Ms. Bachmann relishes her appeal to religious conservatives and the Tea Party movement (she is a founding member of the Tea Party caucus in Congress). But she has made a few stumbles in rolling out a likely campaign, including a video-based speech to Iowa Republicans that was widely panned.
Her challenge Monday night? To look presidential without losing the edge that makes her popular with her base.
* Newt’s Return. Mr. Gingrich skipped the first Republican debate and has had a difficult month since. He angered Republican leaders by calling their budget proposals “right-wing social engineering.” He was mocked for having a $500,000 line of credit at Tiffany’s. And virtually his entire staff quit last week after Mr. Gingrich and his wife took a two-week vacation cruise instead of campaigning.
The question for Mr. Gingrich is this: Can a strong debate performance help reassure donors and supporters that his campaign is not teetering on the edge of collapse?
* The Lesser-Knowns. Three other candidates will also be on the stage Monday night. Representative Ron Paul of Texas is often a crowd-pleaser, especially with libertarians. Herman Cain, the former chief executive of Godfather’s Pizza, sees Iowa as a place where his conservative views might gain traction, but he could use the New Hampshire debate to present a broader appeal. And Rick Santorum, the former senator from Pennsylvania, is hoping that his second debate performance will boost his name recognition.
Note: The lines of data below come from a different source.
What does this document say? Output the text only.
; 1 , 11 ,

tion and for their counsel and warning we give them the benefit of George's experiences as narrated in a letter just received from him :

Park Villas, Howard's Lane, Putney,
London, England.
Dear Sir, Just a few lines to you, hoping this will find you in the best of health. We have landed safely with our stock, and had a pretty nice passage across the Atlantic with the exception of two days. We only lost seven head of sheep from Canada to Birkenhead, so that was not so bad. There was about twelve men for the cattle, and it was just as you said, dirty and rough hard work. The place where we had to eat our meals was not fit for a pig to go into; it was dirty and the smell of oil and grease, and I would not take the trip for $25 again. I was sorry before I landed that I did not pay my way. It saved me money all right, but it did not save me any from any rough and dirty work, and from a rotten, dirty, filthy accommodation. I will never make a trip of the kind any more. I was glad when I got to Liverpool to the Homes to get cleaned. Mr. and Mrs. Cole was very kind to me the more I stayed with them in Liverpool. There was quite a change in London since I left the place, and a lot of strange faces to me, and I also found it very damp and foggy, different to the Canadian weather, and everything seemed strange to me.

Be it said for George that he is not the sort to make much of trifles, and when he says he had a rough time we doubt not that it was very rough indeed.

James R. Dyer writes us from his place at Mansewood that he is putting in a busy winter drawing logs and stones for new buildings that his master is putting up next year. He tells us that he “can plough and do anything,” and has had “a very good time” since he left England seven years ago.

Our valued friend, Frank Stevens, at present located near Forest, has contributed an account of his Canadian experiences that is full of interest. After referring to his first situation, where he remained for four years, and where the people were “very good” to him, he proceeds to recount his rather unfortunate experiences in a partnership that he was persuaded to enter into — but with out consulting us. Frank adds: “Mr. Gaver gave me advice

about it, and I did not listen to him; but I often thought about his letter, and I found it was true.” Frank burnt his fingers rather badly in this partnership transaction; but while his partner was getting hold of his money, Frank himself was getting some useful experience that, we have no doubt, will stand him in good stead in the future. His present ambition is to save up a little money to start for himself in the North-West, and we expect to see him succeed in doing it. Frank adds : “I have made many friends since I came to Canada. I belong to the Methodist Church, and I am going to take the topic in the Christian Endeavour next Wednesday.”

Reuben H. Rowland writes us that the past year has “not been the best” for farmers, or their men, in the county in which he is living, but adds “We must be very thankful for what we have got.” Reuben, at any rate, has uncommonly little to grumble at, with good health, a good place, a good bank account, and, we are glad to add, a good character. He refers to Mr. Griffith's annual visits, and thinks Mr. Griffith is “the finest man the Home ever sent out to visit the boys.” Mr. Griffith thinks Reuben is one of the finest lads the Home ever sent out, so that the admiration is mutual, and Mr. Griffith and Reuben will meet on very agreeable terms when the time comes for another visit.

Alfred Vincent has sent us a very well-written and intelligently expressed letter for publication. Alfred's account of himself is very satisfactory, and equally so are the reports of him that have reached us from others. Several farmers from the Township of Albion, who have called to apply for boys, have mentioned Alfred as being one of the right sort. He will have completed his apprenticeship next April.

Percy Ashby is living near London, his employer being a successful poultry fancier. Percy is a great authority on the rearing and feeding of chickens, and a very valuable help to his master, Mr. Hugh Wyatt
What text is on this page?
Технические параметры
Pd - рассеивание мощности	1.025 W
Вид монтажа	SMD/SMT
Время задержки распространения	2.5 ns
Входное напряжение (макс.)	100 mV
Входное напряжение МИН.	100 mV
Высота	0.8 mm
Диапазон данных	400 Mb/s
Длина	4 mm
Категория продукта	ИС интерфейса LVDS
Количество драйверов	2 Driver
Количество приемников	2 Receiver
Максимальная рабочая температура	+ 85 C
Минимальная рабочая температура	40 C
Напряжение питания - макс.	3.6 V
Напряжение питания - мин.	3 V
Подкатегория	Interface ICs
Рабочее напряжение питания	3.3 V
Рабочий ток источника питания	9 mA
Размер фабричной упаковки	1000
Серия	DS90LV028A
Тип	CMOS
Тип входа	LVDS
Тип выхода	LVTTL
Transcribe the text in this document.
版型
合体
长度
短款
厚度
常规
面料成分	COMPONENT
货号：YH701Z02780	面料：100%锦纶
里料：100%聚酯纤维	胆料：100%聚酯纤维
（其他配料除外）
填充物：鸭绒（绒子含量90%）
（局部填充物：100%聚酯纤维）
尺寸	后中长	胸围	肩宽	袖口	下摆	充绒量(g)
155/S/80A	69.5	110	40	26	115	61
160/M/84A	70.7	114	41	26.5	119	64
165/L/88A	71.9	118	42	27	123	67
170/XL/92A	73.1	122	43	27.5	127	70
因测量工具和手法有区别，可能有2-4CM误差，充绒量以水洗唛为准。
* The Sideshow. Debates are primarily an opportunity for candidates to reach a large audience as they seek to offer a contrast with their rivals. But it also serves as a reason for outside groups to drive their messages in an environment rich with national news media. Monday will be no exception.
The Democratic National Committee has assembled a “rapid response” team in Manchester; Brad Woodhouse, the committee’s communications director, sent a Twitter message Monday morning that he was “heading to Manchester, NH for the GOP debate.” Ahead of the event, the committee sent an e-mail with a Washington Post story about Mitt Romney. The subject line of the e-mail: “Mitt Romney. ‘Whoever that is.’”
Other liberal groups based in Washington are also heading north for the debate. The Progressive Change Campaign Committee will run an ad on broadcast and cable television attacking Republicans for what they say are attempts to end Medicare. Another group, Protect Your Care, will do the same, showing ads that say “Stop the Republican Plan to Cut Medicare.”
The groups hope to use the debate as a way to weaken the Republican nominee, whoever that ends up being. Their target? The viewers that tune into the debate, but also the national reporters who will write about it.